The 8,000 km wide seaweed formation could spoil the tourist season in the area.
It is brown, weighs millions of tons, stretches for more than 8,000 km, and goes all the way to the coast of Florida. The massive algae blooms common in the Gulf of Mexico and the Atlantic Ocean will cover beaches with spongy pustules and bring with them a pungent, rotten-egg odor. He writes Watchman.
The brown formation, made of algae called sargassum, is the latest in a series of giant seaweed monsters that scientists have spotted in the Atlantic Ocean since 2011, but it may be the largest yet. It’s hurtling west through the Caribbean Sea, and huge carpets of algae have already washed ashore on the beaches of Cancun, Mexico, and Key West, Florida.
The Brown Swamp doubles in size each month from November to January, and now forms a continuous belt larger than the continental United States. Chunks of the kelp monster are expected to hit Florida beaches and elsewhere along the Gulf of Mexico this summer, causing trouble for tourists.
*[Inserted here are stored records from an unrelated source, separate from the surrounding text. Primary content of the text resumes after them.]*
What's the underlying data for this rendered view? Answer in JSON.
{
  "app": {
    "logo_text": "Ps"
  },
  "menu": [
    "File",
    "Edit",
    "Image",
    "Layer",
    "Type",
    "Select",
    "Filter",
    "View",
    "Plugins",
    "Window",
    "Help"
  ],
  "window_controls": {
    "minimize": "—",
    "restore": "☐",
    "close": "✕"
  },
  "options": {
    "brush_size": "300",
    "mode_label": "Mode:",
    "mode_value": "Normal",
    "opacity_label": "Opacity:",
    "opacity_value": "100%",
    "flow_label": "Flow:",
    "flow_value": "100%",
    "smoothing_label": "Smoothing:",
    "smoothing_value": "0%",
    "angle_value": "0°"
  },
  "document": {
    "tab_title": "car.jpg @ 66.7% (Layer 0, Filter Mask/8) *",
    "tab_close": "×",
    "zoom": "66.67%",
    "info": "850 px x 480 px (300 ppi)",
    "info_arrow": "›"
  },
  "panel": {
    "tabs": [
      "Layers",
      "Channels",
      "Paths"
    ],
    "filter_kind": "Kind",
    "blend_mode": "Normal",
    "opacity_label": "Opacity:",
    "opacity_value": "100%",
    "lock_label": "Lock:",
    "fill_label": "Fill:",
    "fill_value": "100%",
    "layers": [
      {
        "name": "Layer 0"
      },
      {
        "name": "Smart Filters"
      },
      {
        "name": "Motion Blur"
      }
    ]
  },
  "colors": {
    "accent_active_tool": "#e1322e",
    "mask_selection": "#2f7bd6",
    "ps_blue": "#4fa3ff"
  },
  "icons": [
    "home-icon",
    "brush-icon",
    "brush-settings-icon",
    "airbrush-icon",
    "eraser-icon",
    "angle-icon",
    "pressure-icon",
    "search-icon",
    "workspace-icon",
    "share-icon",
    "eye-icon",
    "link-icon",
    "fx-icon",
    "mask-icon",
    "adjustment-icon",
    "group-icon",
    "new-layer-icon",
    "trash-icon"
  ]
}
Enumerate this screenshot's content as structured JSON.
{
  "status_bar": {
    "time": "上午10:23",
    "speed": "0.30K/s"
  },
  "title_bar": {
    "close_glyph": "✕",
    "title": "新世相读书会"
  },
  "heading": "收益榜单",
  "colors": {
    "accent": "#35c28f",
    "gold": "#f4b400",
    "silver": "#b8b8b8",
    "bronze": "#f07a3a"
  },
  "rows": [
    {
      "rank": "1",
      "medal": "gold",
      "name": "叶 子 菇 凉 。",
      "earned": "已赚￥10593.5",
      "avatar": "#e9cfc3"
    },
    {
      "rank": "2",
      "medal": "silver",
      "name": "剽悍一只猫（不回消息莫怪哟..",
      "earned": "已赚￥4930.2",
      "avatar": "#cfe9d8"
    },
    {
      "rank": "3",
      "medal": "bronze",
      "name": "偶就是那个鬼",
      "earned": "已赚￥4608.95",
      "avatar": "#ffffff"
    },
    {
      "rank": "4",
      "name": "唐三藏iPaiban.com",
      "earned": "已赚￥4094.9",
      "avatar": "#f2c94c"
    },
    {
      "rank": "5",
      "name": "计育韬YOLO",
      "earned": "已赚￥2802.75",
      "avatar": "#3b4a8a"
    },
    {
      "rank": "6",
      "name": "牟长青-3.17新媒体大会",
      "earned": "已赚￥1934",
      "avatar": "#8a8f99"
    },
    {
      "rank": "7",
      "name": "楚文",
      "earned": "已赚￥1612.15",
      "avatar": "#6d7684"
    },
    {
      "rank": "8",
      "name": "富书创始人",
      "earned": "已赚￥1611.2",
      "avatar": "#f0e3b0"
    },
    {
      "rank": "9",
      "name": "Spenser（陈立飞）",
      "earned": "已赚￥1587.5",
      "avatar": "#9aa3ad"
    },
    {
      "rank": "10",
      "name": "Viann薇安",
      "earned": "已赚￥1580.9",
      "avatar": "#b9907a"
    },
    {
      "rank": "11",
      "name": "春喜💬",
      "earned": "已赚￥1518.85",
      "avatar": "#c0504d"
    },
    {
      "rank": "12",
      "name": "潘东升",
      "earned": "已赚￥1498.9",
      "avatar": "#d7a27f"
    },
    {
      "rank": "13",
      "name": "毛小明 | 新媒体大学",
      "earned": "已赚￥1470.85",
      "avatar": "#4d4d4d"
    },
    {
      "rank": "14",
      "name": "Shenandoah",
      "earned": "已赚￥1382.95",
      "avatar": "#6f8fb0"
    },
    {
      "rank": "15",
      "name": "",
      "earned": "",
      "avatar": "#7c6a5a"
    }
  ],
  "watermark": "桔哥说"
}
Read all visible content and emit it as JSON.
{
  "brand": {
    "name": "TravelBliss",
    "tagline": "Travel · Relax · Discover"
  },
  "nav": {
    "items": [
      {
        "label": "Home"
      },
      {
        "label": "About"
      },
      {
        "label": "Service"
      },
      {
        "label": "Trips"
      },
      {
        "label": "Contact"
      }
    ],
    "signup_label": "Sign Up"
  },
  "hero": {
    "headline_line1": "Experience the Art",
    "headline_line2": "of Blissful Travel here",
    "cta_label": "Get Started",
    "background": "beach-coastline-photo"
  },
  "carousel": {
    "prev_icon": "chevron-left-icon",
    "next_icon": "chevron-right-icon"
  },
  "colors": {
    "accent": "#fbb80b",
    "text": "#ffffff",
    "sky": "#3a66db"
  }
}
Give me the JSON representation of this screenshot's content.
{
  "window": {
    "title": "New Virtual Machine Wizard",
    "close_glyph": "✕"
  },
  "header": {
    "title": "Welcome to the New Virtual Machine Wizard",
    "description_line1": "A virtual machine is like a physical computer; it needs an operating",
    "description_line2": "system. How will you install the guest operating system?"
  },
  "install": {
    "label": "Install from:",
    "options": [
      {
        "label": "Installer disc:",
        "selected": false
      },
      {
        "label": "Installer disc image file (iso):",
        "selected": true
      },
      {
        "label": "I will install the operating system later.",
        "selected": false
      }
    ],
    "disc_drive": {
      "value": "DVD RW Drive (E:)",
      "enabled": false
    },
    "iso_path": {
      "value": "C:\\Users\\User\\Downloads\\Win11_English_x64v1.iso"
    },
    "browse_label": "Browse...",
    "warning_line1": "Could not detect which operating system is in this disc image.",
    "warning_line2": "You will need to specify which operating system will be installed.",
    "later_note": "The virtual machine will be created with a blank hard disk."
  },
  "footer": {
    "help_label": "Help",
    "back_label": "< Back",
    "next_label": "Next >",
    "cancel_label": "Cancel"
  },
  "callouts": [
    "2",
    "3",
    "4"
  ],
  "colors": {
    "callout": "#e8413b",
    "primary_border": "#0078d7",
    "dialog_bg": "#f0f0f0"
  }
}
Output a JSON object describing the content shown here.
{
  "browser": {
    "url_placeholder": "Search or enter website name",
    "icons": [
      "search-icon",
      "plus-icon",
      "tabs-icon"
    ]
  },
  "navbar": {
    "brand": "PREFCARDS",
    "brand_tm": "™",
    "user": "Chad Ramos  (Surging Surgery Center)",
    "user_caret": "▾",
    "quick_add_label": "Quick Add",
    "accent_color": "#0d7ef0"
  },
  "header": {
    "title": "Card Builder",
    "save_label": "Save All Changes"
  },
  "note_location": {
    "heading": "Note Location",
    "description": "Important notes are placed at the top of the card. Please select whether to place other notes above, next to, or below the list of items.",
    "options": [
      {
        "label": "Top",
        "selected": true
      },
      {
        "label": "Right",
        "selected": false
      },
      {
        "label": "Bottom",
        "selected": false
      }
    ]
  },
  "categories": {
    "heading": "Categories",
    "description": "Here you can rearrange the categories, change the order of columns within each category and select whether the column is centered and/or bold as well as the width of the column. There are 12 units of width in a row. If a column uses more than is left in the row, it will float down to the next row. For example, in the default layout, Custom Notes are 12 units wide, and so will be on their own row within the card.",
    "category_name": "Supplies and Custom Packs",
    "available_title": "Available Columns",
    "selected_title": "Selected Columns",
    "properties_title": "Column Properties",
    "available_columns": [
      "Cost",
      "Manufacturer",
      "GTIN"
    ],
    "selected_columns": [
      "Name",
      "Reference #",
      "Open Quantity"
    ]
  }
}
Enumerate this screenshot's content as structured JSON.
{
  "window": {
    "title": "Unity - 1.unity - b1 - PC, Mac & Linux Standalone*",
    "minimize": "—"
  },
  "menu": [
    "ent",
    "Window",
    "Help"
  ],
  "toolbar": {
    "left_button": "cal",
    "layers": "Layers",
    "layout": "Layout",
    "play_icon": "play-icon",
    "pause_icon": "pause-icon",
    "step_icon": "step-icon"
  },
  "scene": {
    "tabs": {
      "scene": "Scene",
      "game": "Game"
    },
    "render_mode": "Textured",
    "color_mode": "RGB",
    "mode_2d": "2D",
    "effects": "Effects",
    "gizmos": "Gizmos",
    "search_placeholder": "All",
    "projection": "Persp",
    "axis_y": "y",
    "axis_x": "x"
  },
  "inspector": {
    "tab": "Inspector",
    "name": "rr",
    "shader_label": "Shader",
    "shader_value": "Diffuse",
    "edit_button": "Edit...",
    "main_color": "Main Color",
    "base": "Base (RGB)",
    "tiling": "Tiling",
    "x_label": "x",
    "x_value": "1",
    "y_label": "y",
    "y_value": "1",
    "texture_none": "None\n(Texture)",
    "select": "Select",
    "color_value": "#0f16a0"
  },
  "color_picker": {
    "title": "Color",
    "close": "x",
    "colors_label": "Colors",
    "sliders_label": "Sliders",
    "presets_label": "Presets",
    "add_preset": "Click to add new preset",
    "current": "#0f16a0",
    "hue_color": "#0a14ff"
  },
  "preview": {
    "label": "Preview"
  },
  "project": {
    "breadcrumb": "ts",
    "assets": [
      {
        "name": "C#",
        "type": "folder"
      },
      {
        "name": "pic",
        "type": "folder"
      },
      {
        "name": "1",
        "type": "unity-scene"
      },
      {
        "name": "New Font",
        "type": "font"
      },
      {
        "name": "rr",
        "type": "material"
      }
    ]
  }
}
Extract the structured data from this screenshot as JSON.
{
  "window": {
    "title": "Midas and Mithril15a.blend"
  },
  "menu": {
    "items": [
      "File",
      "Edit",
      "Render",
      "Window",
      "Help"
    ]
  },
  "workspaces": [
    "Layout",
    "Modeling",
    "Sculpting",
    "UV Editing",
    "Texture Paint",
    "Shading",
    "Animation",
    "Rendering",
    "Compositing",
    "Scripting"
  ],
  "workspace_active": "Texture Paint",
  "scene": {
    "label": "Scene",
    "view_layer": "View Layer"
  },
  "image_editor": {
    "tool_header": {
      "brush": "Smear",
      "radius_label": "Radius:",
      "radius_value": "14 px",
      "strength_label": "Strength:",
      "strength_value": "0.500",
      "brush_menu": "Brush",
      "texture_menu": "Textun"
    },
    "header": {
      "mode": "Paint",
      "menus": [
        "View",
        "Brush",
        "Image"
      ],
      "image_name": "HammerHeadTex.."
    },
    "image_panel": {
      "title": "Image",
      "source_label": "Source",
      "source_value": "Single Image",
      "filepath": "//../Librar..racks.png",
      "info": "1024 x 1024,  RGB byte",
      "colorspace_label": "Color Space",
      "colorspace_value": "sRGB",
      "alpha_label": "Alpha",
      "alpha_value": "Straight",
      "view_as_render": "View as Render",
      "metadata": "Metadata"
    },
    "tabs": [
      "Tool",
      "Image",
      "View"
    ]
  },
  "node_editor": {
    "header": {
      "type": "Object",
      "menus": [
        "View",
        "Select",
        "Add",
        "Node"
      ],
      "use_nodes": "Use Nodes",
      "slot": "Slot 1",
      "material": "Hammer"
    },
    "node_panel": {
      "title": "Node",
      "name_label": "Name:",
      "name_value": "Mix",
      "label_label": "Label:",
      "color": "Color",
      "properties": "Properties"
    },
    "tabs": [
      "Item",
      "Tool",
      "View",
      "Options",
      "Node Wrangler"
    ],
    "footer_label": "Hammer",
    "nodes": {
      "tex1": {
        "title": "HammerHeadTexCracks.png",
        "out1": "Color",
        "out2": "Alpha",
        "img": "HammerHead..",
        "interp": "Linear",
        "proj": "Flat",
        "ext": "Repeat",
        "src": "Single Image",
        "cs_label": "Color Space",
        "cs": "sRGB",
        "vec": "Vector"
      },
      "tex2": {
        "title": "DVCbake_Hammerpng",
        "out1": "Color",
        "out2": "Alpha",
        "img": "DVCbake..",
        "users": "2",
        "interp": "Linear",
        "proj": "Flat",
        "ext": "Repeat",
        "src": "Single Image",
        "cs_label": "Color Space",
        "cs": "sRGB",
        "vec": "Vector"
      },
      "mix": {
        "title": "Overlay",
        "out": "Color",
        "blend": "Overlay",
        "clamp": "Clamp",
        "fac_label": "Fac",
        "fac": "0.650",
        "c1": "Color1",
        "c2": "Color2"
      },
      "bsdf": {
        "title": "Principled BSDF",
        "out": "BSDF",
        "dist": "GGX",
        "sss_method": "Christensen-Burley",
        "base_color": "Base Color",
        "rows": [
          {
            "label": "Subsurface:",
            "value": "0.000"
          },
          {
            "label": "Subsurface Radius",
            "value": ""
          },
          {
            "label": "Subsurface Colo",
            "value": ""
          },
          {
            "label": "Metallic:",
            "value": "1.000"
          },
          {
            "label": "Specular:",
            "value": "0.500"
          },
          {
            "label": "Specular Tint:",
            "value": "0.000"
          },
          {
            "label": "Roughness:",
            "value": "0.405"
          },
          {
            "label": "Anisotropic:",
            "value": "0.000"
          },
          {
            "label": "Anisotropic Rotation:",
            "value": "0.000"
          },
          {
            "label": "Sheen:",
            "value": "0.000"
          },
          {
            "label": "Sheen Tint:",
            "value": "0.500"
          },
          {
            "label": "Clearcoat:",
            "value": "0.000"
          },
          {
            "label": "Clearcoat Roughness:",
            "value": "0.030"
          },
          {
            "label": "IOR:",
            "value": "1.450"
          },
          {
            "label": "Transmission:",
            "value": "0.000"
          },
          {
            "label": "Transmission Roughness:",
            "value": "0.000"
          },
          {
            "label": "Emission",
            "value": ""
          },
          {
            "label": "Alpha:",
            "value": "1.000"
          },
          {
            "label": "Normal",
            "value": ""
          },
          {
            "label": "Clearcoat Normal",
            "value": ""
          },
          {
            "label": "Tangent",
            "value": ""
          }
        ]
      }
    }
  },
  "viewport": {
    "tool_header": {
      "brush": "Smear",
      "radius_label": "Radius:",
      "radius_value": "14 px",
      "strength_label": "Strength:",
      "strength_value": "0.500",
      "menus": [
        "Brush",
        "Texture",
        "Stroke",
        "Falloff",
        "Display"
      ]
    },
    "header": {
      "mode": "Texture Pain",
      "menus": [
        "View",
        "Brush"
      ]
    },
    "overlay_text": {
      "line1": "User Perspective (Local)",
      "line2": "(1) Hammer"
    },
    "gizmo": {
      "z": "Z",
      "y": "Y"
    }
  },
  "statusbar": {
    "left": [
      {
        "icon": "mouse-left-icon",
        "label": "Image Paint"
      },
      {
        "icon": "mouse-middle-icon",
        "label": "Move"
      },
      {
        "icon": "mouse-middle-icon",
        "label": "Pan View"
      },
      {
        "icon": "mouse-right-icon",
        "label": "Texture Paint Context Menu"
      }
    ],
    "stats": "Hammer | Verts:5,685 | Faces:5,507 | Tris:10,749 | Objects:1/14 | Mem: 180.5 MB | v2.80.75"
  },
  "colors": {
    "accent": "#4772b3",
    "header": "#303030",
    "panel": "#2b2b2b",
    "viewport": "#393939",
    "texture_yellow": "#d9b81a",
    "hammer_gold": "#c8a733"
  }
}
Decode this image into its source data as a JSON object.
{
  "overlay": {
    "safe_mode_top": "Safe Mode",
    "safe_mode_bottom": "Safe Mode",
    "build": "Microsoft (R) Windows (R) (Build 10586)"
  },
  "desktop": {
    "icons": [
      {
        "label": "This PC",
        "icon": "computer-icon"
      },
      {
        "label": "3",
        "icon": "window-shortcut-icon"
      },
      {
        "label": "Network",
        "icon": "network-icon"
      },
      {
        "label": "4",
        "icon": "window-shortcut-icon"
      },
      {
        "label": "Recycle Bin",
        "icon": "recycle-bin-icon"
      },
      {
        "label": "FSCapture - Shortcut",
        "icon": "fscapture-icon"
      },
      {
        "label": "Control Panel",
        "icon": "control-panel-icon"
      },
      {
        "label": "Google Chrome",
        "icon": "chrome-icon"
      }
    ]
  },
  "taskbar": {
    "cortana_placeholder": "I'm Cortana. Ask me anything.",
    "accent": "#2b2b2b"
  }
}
The brown formation is maintained by oxygen-filled berry-like bubbles on the surface of the water. But when bits of it make it ashore and decompose in the sun, hydrogen sulfide is released into the air, giving it a stink-egg smell. Not only is this annoying, but it can also exacerbate respiratory problems like asthma.
“It stinks and drives away tourists,” he said. Chuanmin isa University of South Florida oceanographer who tracks Sargassum blooms via satellite.
Sargassums have long formed naturally in the Atlantic Ocean and provide a spacious, floating open water habitat for animals such as turtles, birds, crabs, and shrimp. Some animals, like the sargassum fish, live their entire lives inside a brown, floating seaweed monster. Seaweed also absorbs carbon dioxide.
However, sargassum can cause problems when washed ashore, and scientists have seen a significant increase in the 1.5- to 2-meter-high mounds that routinely clog beaches in recent decades.
“The low season of the plant cycle is higher now than it was five or six years ago,” he told NPR. Brian Barnesresearcher at the University of South Florida College of Maritime Affairs.
Researchers do not yet know the exact cause of the monstrous seaweed formations, but they suspect that the seasonal nature of the growth is related to pollution from large waterways. Phosphorus and nitrogen, which algae feed on, are regularly washed into the oceans by water from fertilizers used in agriculture.
And the climate crisis may be contributing to the problem by causing stronger storms – which raise more algae – and flash floods – which wash pollution into the sea.